Seseorang menepuk punggungnya dari belakang. Danu melirik ke bawah dan melihat rok anak farmasi. "Coy?"
"Danu!" panggil Alisha. "Lu kok kayak yang ngelamun gitu sih?"
"Hah? Gak kok, Al." Danu terkekeh hambar. "Tumben lu jam segini udah dateng."
"Lah gua kan tiap hari juga gak pernah terlambat," ucap Alisha riang. "Kita ngobrol di kantin yuk. Gua traktir batagor mau?"
"Mau dong," ucap Danu lebih bersemangat.
Mereka pun sama-sama berjalan menuju ke kantin. Suasana di sana masih sepi. Alisha membeli dua plastik batagor dan mereka pun duduk di kursi yang kosong dekat jendela.
"Nu, lu sama Dita kenapa sih? Gua denger dari Ayuna katanya lu sama dia marahan," kata Alisha sambil mengunyah batagor.
"Oh. Yah, gitu lah. Dia mah sekarang udah gak mau temenan lagi sama gua. Heran. Biasanya dia gak pernah bersikap kayak gitu. Dia lebih seneng maen sama si Bara. Eh, lu tau gak, sekarang si Pradita sama Bara udah pacaran. Gila kan."
Alisha terkekeh. "Lu gak salah ngomong? Masa sih si Dita sama Bara pacaran? Salah kali."

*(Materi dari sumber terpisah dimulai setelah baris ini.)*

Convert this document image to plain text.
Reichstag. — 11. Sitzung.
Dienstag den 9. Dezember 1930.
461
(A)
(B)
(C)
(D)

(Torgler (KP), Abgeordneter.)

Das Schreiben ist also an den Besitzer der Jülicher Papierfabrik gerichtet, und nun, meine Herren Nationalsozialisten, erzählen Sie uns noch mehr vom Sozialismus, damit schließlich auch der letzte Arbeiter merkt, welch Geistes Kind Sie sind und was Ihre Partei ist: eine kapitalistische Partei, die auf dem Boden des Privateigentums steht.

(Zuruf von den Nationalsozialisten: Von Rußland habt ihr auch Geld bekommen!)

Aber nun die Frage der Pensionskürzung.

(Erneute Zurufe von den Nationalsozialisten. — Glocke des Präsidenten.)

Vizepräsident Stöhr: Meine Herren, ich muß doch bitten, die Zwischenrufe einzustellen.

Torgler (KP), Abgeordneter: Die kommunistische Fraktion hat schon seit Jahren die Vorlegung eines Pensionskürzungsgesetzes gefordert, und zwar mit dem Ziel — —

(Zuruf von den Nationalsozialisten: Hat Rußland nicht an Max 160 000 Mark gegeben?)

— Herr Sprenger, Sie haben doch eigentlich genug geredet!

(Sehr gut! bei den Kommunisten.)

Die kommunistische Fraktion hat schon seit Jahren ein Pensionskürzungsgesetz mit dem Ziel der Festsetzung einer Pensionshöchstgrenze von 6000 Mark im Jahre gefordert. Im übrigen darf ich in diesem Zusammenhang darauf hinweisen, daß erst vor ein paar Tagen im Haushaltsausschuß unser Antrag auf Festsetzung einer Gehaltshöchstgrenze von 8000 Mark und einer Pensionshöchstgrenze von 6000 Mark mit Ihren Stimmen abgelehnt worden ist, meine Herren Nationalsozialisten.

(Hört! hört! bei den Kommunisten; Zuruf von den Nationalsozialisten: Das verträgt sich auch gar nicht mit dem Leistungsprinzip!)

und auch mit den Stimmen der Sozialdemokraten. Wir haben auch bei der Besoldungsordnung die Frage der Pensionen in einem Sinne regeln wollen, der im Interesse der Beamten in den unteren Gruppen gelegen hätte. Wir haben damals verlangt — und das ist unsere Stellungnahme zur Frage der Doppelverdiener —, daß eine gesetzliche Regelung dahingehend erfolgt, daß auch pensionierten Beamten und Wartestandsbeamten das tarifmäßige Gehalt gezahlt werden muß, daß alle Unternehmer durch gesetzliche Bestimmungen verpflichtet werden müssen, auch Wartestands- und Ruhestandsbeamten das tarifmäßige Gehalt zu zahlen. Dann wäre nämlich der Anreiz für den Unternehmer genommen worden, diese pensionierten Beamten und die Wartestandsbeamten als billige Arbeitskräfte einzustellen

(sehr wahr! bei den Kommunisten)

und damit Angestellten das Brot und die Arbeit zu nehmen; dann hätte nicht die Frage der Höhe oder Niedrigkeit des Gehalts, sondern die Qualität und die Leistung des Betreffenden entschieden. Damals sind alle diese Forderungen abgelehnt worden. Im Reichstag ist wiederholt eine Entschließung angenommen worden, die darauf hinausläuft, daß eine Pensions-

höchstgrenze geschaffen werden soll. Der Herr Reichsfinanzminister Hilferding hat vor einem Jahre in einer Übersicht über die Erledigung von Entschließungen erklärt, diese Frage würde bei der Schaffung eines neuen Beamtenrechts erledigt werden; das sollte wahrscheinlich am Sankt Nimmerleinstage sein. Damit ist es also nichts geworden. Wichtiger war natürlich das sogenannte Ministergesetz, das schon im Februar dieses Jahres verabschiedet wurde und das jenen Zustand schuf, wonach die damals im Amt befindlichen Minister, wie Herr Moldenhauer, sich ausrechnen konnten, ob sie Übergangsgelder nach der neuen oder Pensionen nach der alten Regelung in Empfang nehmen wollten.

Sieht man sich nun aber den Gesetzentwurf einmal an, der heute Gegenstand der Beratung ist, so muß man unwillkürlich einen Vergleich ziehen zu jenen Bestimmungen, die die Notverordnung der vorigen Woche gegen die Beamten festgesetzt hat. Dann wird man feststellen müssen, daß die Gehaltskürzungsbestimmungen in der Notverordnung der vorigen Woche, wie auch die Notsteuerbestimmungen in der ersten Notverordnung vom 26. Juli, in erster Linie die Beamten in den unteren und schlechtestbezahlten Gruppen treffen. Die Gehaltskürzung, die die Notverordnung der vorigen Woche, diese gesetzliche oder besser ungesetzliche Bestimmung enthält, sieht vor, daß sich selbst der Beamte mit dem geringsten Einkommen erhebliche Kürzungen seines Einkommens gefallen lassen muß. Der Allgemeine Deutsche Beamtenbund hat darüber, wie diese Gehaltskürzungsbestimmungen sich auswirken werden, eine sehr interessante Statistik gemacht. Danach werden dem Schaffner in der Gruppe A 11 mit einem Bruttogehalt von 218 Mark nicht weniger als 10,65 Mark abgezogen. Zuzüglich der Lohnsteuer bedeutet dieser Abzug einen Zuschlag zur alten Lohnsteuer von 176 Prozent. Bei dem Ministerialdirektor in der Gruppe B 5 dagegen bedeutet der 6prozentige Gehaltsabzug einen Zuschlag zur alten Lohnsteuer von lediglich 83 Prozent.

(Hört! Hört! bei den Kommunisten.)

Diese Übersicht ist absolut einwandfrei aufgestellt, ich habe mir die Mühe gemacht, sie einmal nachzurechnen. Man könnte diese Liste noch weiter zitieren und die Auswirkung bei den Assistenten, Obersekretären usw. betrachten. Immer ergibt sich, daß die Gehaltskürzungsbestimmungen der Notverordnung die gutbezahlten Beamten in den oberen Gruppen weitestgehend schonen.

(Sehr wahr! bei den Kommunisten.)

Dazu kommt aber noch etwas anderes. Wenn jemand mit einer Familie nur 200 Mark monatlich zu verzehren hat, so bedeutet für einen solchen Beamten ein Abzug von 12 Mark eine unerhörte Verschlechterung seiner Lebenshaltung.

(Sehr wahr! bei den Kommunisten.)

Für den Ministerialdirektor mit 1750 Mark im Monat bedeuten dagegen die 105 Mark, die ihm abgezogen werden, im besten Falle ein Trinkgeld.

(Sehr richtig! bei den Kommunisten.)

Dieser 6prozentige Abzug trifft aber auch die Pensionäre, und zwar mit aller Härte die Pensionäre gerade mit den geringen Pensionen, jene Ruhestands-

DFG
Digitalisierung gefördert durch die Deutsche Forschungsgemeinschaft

"Eh, beneran, Al," ucap Danu tak sabar. "Gua denger sendiri langsung dari mulut mereka. Si Bara nyebut Pradita 'sayang' gitu. Jijik gua dengernya. Anjrit lah masa di sekolah pake acara sayang-sayangan segala? Norak banget."
Alisha terkekeh. "Kok gua liatnya lu kayak yang cemburu gitu ya?"
"Gak lah. Ngapain gua cemburu. Gua kan sukanya sama Arini. Lu tau kan kalo gua sama Pradita itu cuman temenan doang."
"Halah." Alisha menoyor kepala Danu. "Lu kalo sama gua gak usah sok-sok an lah. Jujur sama gua. Lu suka ya sama Dita?"
"Gak!" bantah Danu keras.
"Wah jawabnya aja gak santai gitu." Alisha menyipitkan matanya.
Danu jadi merasa sulit menelan batagor di tenggorokannya. "Sori, Al. Gua gak maksud bentak lu, tapi gua sama Pradita gak ada perasaan gimana-gimana."
"Terus kenapa lu sampe cemburu gitu? Coba jelasin ke gua," tuntut Alisha.